Recharge, a startup that tried convincing hotels to let its customers rent their rooms by the hour and even minute, has revamped and rebranded. Now Globe, the company is hoping to convince guests to sign up for short stays instead in people’s homes so that they can kick back between other commitments, and, if the host allows it, to shower and nap.
It’s at once crazy sounding and intriguing, which is perhaps why the popular accelerator program Y Combinator accepted the company into its most recent class of companies. (It shows off its newest batch of startups next week.) YC was famously early to spy the opportunity that Airbnb could chase, after all. The question is whether Globe, which likens itself to an Airbnb for day breaks, will have anywhere near the same appeal.
Its proposition is certainly similar. Home owner or renter wrings out some extra income by renting out all or part of their home, except that unlike with Airbnb, where the minimum stay is at least one night, with Globe, a host rents out his or her space for smaller increments of time.
In a world where the economic divide continues to grow between the haves and have-nots, it’s easy to see the logic in maximizing an underutilized asset — even one’s living room — in order to live more comfortably. It’s especially easy to see the logic in prohibitively expensive cities like San Francisco and New York.
At the same time, letting in a stranger — even a “businessperson” — for a shorter period of time is not going to be a no-brainer for many people who might otherwise rent their home while away for a weekend. And on the other side of the marketplace, getting enough hosts with nice enough places to become hosts is a high hurdle for Globe to surmount. After all, if someone is looking for an alternative to Starbucks for a few hours, and that individual has to take some form of transportation to get to a host’s couch that may or may not be as nice as pictured, that individual may well go the coffee shop route instead. (The company is also up against startups like Breather that offer hourly or daily “space as a service.”)
Founder Manny Bamfo appreciates the challenge, he says. In fact, after running Recharge for a couple of years, he’s gotten well-acquainted with adversity.

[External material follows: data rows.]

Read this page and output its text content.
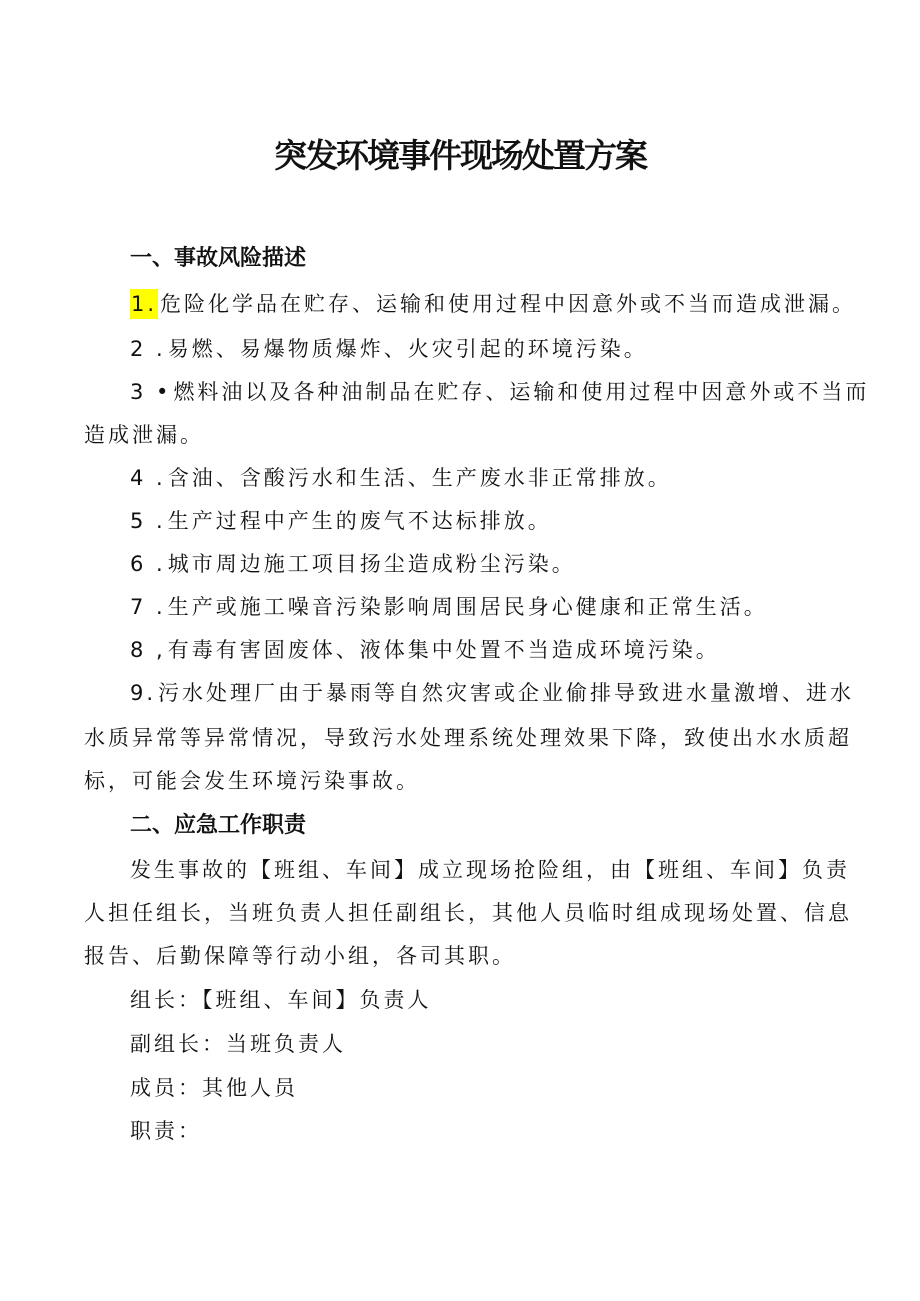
突发环境事件现场处置方案
一、事故风险描述
1. 危险化学品在贮存、运输和使用过程中因意外或不当而造成泄漏。
2 .易燃、易爆物质爆炸、火灾引起的环境污染。
3 •燃料油以及各种油制品在贮存、运输和使用过程中因意外或不当而
造成泄漏。
4 .含油、含酸污水和生活、生产废水非正常排放。
5 .生产过程中产生的废气不达标排放。
6 .城市周边施工项目扬尘造成粉尘污染。
7 .生产或施工噪音污染影响周围居民身心健康和正常生活。
8 ,有毒有害固废体、液体集中处置不当造成环境污染。
9.污水处理厂由于暴雨等自然灾害或企业偷排导致进水量激增、进水
水质异常等异常情况，导致污水处理系统处理效果下降，致使出水水质超
标，可能会发生环境污染事故。
二、应急工作职责
发生事故的【班组、车间】成立现场抢险组，由【班组、车间】负责
人担任组长，当班负责人担任副组长，其他人员临时组成现场处置、信息
报告、后勤保障等行动小组，各司其职。
组长：【班组、车间】负责人
副组长：当班负责人
成员：其他人员
职责：
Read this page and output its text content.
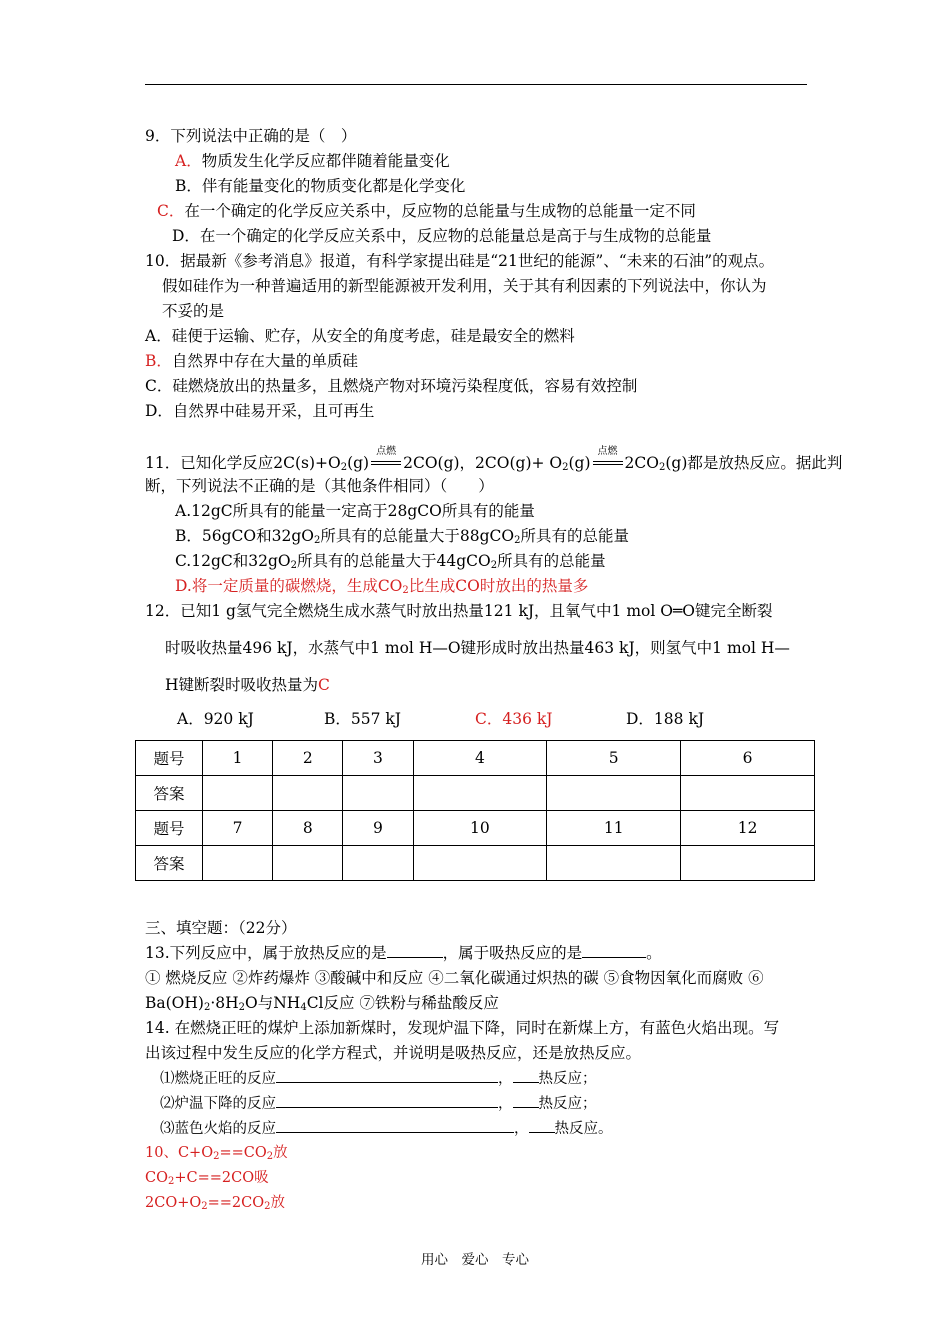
9．下列说法中正确的是（　）
A．物质发生化学反应都伴随着能量变化
B．伴有能量变化的物质变化都是化学变化
C．在一个确定的化学反应关系中，反应物的总能量与生成物的总能量一定不同
D．在一个确定的化学反应关系中，反应物的总能量总是高于与生成物的总能量
10．据最新《参考消息》报道，有科学家提出硅是“21世纪的能源”、“未来的石油”的观点。
假如硅作为一种普遍适用的新型能源被开发利用，关于其有利因素的下列说法中，你认为
不妥的是
A．硅便于运输、贮存，从安全的角度考虑，硅是最安全的燃料
B．自然界中存在大量的单质硅
C．硅燃烧放出的热量多，且燃烧产物对环境污染程度低，容易有效控制
D．自然界中硅易开采，且可再生
11．已知化学反应$2C(s)+O_2(g)$
点燃
2CO(g)，$2CO(g)+ O_2(g)$
点燃
$2CO_2(g)$都是放热反应。据此判
断，下列说法不正确的是（其他条件相同）（　　）
A.12gC所具有的能量一定高于28gCO所具有的能量
B．56gCO和$32gO_2$所具有的总能量大于88gCO$_2$所具有的总能量
C.12gC和$32gO_2$所具有的总能量大于44gCO$_2$所具有的总能量
D.将一定质量的碳燃烧，生成$CO_2$比生成CO时放出的热量多
12．已知1 g氢气完全燃烧生成水蒸气时放出热量121 kJ，且氧气中1 mol O═O键完全断裂
时吸收热量496 kJ，水蒸气中1 mol H—O键形成时放出热量463 kJ，则氢气中1 mol H—
H键断裂时吸收热量为C
A．920 kJ	B．557 kJ	C．436 kJ	D．188 kJ
题号	1	2	3	4	5	6
答案						
题号	7	8	9	10	11	12
答案						
三、填空题：（22分）
13.下列反应中，属于放热反应的是	，属于吸热反应的是	。
① 燃烧反应 ②炸药爆炸 ③酸碱中和反应 ④二氧化碳通过炽热的碳 ⑤食物因氧化而腐败 ⑥
$Ba(OH)_2\cdot 8H_2O$与$NH_4Cl$反应 ⑦铁粉与稀盐酸反应
14. 在燃烧正旺的煤炉上添加新煤时，发现炉温下降，同时在新煤上方，有蓝色火焰出现。写
出该过程中发生反应的化学方程式，并说明是吸热反应，还是放热反应。
⑴燃烧正旺的反应	， 热反应；
⑵炉温下降的反应	， 热反应；
⑶蓝色火焰的反应	， 热反应。
10、$C+O_2==CO_2$放
$CO_2+C==2CO$吸
$2CO+O_2==2CO_2$放
用心　爱心　专心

Though he says that Recharge wound up seeing $4 million in revenue from its hotel partners, renting rooms to Recharge customers “wasn’t their number one priority, and that made it hard to provide a consistent experience for our customers.” Bamfo suggests their “unionized cleaning labor” wasn’t excited at the prospect of cleaning rooms more frequently than once daily, either, which is partly why Recharge decided to relaunch as a home-sharing service instead.

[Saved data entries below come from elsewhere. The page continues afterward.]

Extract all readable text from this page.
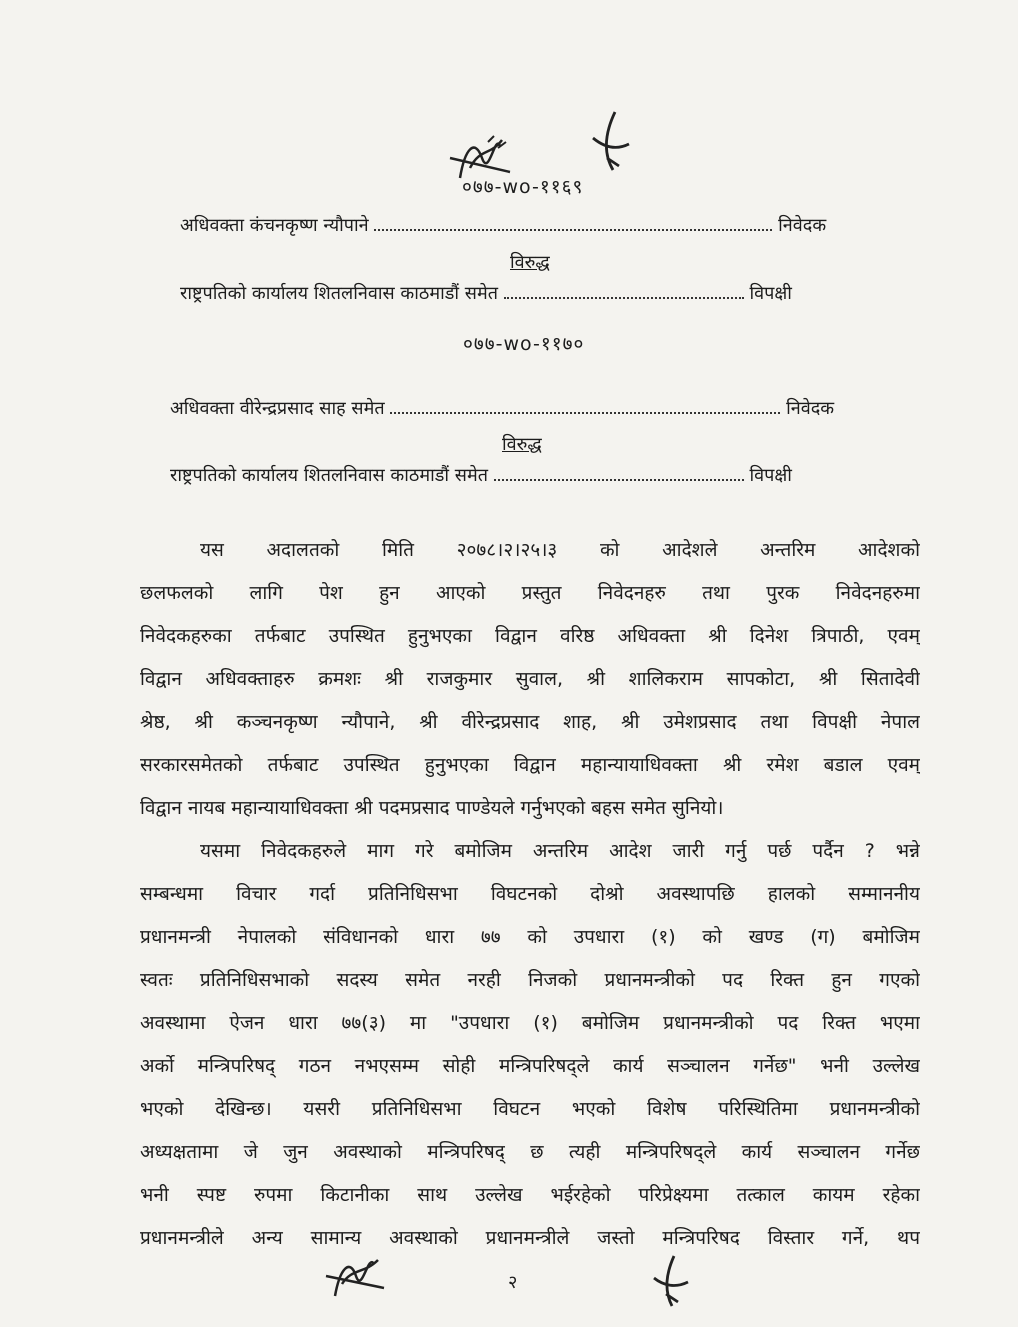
०७७-wo-११६९
अधिवक्ता कंचनकृष्ण न्यौपाने	निवेदक
विरुद्ध
राष्ट्रपतिको कार्यालय शितलनिवास काठमाडौं समेत	विपक्षी
०७७-wo-११७०
अधिवक्ता वीरेन्द्रप्रसाद साह समेत	निवेदक
विरुद्ध
राष्ट्रपतिको कार्यालय शितलनिवास काठमाडौं समेत	विपक्षी
यस अदालतको मिति २०७८।२।२५।३ को आदेशले अन्तरिम आदेशको
छलफलको लागि पेश हुन आएको प्रस्तुत निवेदनहरु तथा पुरक निवेदनहरुमा
निवेदकहरुका तर्फबाट उपस्थित हुनुभएका विद्वान वरिष्ठ अधिवक्ता श्री दिनेश त्रिपाठी, एवम्
विद्वान अधिवक्ताहरु क्रमशः श्री राजकुमार सुवाल, श्री शालिकराम सापकोटा, श्री सितादेवी
श्रेष्ठ, श्री कञ्चनकृष्ण न्यौपाने, श्री वीरेन्द्रप्रसाद शाह, श्री उमेशप्रसाद तथा विपक्षी नेपाल
सरकारसमेतको तर्फबाट उपस्थित हुनुभएका विद्वान महान्यायाधिवक्ता श्री रमेश बडाल एवम्
विद्वान नायब महान्यायाधिवक्ता श्री पदमप्रसाद पाण्डेयले गर्नुभएको बहस समेत सुनियो।
यसमा निवेदकहरुले माग गरे बमोजिम अन्तरिम आदेश जारी गर्नु पर्छ पर्दैन ? भन्ने
सम्बन्धमा विचार गर्दा प्रतिनिधिसभा विघटनको दोश्रो अवस्थापछि हालको सम्माननीय
प्रधानमन्त्री नेपालको संविधानको धारा ७७ को उपधारा (१) को खण्ड (ग) बमोजिम
स्वतः प्रतिनिधिसभाको सदस्य समेत नरही निजको प्रधानमन्त्रीको पद रिक्त हुन गएको
अवस्थामा ऐजन धारा ७७(३) मा "उपधारा (१) बमोजिम प्रधानमन्त्रीको पद रिक्त भएमा
अर्को मन्त्रिपरिषद् गठन नभएसम्म सोही मन्त्रिपरिषद्ले कार्य सञ्चालन गर्नेछ" भनी उल्लेख
भएको देखिन्छ। यसरी प्रतिनिधिसभा विघटन भएको विशेष परिस्थितिमा प्रधानमन्त्रीको
अध्यक्षतामा जे जुन अवस्थाको मन्त्रिपरिषद् छ त्यही मन्त्रिपरिषद्ले कार्य सञ्चालन गर्नेछ
भनी स्पष्ट रुपमा किटानीका साथ उल्लेख भईरहेको परिप्रेक्ष्यमा तत्काल कायम रहेका
प्रधानमन्त्रीले अन्य सामान्य अवस्थाको प्रधानमन्त्रीले जस्तो मन्त्रिपरिषद विस्तार गर्ने, थप
२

It’s not just a branding exercise. Along with the new name, Globe is starting from scratch with a new cap table, though Bamfo says Globe opened up a small round for previous investors that was “oversubscribed instantly.” Recharge had raised $10 million from investors. (One of these backers was Binary Capital, which has since evolved into little more than a tangle of lawsuits. Another backer was the real estate-focused firm Fifth Wall Ventures, which maintains a small stake in the new company, says Bamfo.)

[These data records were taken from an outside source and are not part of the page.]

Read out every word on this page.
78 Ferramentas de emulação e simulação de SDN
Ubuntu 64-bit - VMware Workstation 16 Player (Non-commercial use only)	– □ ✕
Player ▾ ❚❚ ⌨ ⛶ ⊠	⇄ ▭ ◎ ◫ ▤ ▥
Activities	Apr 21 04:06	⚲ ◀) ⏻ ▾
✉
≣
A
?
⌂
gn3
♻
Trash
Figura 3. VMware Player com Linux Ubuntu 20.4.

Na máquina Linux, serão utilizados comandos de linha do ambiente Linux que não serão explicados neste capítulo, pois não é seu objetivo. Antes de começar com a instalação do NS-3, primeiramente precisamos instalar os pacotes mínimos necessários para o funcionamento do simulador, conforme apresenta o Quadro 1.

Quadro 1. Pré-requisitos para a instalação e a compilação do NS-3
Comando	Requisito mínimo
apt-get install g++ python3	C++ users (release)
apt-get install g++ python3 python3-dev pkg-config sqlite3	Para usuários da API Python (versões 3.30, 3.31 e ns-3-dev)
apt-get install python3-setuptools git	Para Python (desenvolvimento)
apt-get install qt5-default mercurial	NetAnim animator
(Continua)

In the meantime, Globe is looking to “do a proper seed round at [YC’s] Demo Day.” And it’s busy spreading the word in an effort to build up its burgeoning new marketplace of homes and apartments for rent, and advertising a rate of $50 per hour to people who host their entire home by the hour and $25 per hour to those who share less room.
Globe keeps 20% of the fee.
Globe is also promising $1 million in general liability insurance and, for now, guests who have been verified and vetted by Bamfo himself. It’s not a scalable solution, he acknowledges, but at the moment, he says, it’s all about building the right community, and he sounds optimistic, of course, about its odds.
“People view it like selling a lamp on Craigslist. ‘If it’s not much work, and it’s another form of income, I’ll do it,'” he says. The reality are a “lot of people with great jobs living in cities that are very expensive — people who are cops, who are teachers, who aren’t quite making six figures, and any extra income is a godsend.”
It all begs the question of why, if it’s such a big opportunity, Airbnb isn’t already it. Bamfo’s answer is that it’s basic time management, as well as a different market. “For any company to do this well, it has to be their number one priority.” Besides, he adds, Airbnb is “a travel company. We’re localized, with the ability to charge on a minute-by-minute basis. It’s a huge engineering undertaking and, for now, it’s part of our moat, too.”